News • August 20, 2020

Black August: Understanding The Prison Industrial Complex

This month, Equality North Carolina is observing Black August, a month-long period of remembrance about the history of anti-Black, violent, systematic oppression in this country and the giants and revolutionaries who laid the foundation for the work of our movements today.

Today, we're holding space to consider the ways that incarceration and the American prison system shape the lives and experiences of Black and Brown Americans, particularly those that consider themselves LGBTQ.

Since the murders of George and Jonathan Jackson, the American prison population has ballooned from 200,000 in the 1960s to almost 2.3 million folks experiencing incarceration today. The United States incarcerates more people than any other nation on Earth and exploits the labor of inmates through private prison systems -- the labor of folks who are disproportionately Black and Brown.

Low wage -- or even no wage -- labor within prisons has effectively created a system where the bodies of marginalized individuals are exploited for profit and gain. A huge number of these incarcerated folks are also imprisoned on trumped-up petty drug charges often intended to target and exploit communities of color.

This set of interlocking systems is known as the Prison Industrial Complex, and it helps us understand how the enslavement of Black bodies in this country never really ended -- it just became subtly reframed as something else.
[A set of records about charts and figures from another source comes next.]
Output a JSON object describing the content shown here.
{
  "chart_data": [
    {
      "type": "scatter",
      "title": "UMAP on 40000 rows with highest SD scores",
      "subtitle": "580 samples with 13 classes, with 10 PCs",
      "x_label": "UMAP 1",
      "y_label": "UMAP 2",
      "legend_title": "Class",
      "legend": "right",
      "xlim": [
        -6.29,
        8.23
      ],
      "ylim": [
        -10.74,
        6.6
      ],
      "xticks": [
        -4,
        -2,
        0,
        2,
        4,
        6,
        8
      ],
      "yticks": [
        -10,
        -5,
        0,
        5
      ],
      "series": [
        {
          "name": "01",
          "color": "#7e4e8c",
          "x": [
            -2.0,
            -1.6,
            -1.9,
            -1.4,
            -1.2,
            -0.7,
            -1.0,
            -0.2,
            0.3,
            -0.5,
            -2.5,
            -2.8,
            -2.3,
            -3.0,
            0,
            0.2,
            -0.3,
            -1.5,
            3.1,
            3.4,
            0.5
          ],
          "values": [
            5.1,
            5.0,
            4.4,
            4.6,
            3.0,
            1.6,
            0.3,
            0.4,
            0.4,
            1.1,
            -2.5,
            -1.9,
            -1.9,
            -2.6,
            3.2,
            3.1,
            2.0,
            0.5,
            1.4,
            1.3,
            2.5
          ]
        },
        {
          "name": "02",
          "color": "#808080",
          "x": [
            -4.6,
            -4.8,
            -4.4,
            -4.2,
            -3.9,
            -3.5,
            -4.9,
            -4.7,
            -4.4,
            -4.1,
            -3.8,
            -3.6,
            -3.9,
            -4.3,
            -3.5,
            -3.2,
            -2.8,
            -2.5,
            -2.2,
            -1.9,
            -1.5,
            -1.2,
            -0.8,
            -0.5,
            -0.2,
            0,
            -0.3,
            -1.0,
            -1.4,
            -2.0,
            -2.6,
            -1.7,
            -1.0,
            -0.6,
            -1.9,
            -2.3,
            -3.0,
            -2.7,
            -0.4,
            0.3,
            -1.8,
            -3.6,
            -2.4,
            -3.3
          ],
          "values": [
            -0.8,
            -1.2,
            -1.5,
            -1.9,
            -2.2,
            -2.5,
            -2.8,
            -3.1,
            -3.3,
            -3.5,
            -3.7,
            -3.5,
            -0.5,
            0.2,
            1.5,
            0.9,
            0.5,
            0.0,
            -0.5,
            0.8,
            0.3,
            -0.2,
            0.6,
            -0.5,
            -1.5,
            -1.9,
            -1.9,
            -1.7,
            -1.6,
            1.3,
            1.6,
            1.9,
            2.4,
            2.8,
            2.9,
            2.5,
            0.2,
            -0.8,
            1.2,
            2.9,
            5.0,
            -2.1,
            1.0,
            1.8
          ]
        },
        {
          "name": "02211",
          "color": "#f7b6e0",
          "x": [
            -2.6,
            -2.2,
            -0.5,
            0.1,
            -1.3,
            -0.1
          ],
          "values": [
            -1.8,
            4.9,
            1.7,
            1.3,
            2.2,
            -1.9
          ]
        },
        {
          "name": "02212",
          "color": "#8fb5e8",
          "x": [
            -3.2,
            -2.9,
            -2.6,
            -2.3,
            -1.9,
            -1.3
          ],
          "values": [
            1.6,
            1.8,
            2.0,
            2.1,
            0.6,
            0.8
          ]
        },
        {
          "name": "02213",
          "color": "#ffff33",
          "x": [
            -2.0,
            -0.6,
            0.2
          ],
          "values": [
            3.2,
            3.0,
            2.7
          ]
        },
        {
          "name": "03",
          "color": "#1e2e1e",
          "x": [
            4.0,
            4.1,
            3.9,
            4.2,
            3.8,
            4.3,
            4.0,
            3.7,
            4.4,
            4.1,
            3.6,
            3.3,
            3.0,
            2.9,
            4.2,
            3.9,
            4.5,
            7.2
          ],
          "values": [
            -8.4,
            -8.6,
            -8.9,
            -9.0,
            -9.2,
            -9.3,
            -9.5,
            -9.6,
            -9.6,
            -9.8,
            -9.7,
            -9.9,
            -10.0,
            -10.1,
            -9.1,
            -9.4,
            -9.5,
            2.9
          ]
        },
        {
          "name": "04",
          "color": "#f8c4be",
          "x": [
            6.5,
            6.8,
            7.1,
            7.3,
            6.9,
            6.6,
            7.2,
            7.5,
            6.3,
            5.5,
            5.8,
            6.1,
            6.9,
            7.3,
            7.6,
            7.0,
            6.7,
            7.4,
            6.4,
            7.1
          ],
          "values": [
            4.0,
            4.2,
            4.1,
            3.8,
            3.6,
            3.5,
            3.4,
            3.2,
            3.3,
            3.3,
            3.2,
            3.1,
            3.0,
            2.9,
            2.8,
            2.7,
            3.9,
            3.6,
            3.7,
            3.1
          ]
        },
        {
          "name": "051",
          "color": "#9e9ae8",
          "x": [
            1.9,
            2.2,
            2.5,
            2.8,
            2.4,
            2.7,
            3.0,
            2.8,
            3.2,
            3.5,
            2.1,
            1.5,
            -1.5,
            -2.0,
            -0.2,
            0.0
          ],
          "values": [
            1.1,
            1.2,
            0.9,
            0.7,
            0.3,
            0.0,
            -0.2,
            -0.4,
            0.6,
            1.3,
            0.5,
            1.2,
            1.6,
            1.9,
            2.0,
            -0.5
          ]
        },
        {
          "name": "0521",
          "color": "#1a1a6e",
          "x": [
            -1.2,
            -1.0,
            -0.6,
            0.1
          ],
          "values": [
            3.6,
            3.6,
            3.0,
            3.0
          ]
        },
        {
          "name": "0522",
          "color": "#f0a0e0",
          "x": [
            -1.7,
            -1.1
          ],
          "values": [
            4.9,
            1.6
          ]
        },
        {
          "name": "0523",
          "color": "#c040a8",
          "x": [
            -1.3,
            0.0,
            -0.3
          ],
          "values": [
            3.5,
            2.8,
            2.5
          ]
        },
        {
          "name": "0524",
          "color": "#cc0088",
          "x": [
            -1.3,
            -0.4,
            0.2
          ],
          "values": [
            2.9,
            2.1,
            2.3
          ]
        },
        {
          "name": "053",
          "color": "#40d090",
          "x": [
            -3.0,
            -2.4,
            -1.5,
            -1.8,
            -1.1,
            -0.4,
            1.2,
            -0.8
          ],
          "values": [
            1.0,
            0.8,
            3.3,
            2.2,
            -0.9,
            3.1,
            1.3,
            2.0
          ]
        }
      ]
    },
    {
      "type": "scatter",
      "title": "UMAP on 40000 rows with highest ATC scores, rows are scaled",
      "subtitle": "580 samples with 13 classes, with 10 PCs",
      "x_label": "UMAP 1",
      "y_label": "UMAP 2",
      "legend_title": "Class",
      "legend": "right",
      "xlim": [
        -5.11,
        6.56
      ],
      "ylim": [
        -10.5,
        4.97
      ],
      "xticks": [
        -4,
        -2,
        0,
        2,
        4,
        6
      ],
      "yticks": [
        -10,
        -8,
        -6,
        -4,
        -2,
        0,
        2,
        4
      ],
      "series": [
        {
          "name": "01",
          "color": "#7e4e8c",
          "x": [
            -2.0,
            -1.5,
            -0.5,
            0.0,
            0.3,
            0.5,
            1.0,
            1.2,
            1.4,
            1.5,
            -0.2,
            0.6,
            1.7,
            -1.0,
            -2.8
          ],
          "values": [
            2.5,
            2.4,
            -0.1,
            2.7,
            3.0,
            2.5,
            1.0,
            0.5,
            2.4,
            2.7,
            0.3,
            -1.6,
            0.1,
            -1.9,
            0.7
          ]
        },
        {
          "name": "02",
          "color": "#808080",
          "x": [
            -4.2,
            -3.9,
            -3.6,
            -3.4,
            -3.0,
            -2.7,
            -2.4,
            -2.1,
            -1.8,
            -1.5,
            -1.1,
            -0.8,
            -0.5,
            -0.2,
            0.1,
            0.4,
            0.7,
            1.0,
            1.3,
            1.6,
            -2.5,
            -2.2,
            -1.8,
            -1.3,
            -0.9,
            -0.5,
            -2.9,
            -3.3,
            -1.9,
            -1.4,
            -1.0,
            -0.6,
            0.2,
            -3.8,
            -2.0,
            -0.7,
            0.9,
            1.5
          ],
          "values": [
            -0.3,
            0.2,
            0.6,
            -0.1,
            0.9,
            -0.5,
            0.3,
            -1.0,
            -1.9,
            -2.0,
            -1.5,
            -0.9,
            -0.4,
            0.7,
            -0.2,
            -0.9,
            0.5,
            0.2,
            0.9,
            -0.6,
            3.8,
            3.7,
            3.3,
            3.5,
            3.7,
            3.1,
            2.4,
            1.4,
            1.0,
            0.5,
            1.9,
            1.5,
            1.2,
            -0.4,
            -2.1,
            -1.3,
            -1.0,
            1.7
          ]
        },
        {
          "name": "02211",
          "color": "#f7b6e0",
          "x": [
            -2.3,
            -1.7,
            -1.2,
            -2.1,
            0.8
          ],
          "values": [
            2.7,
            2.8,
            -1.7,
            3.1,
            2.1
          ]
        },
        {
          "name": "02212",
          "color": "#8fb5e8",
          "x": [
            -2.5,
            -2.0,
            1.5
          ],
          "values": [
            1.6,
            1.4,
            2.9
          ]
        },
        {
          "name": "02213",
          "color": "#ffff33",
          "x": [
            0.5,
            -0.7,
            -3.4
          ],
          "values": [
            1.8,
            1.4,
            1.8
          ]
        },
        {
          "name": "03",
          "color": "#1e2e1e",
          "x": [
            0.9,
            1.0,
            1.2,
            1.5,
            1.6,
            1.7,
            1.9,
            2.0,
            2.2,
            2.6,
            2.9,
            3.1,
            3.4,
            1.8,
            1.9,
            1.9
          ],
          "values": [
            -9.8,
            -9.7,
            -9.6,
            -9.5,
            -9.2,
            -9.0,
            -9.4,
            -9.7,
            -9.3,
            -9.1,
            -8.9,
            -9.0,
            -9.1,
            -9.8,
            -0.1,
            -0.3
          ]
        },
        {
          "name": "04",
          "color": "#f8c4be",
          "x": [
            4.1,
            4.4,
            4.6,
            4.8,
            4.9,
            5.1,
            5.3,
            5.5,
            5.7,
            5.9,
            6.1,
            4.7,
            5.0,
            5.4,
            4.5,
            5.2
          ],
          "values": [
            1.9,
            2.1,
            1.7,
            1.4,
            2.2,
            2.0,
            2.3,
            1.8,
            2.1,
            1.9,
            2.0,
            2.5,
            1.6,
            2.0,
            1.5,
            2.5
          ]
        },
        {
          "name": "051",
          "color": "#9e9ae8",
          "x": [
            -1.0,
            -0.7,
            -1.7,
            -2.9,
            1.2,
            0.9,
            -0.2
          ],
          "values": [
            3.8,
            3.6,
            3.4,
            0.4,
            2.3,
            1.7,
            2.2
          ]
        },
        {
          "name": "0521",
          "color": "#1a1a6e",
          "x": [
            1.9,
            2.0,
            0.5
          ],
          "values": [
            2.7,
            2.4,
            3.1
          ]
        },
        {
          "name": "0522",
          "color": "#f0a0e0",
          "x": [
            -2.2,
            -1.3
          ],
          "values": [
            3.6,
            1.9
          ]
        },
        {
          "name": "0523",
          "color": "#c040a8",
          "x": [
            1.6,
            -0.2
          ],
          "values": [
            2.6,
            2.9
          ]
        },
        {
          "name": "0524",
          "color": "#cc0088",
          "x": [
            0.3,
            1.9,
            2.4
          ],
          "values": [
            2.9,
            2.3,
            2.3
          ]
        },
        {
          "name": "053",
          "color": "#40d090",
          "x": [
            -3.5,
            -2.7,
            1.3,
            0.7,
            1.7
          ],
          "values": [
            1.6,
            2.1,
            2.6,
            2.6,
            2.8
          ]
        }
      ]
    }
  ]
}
This Black August, we're inviting the Equality North Carolina community, especially those of us with more privilege, to challenge their own misconceptions about incarceration and the purpose of the prison system in America. With the knowledge that LGBTQ youth, particularly those of color, are at a greater risk of incarceration and homelessness, many people in our community are born into cycles of oppression that ultimately land them within the walls of the American criminal justice system.

The conversation about policing in this country is more than just about the police -- it's about the criminal justice system as a whole and its impact on Black and Brown bodies. We hope you'll join us in pushing the Equality movement to imagine a new, more compassionate system of safety and accountability for Americans in the years to come.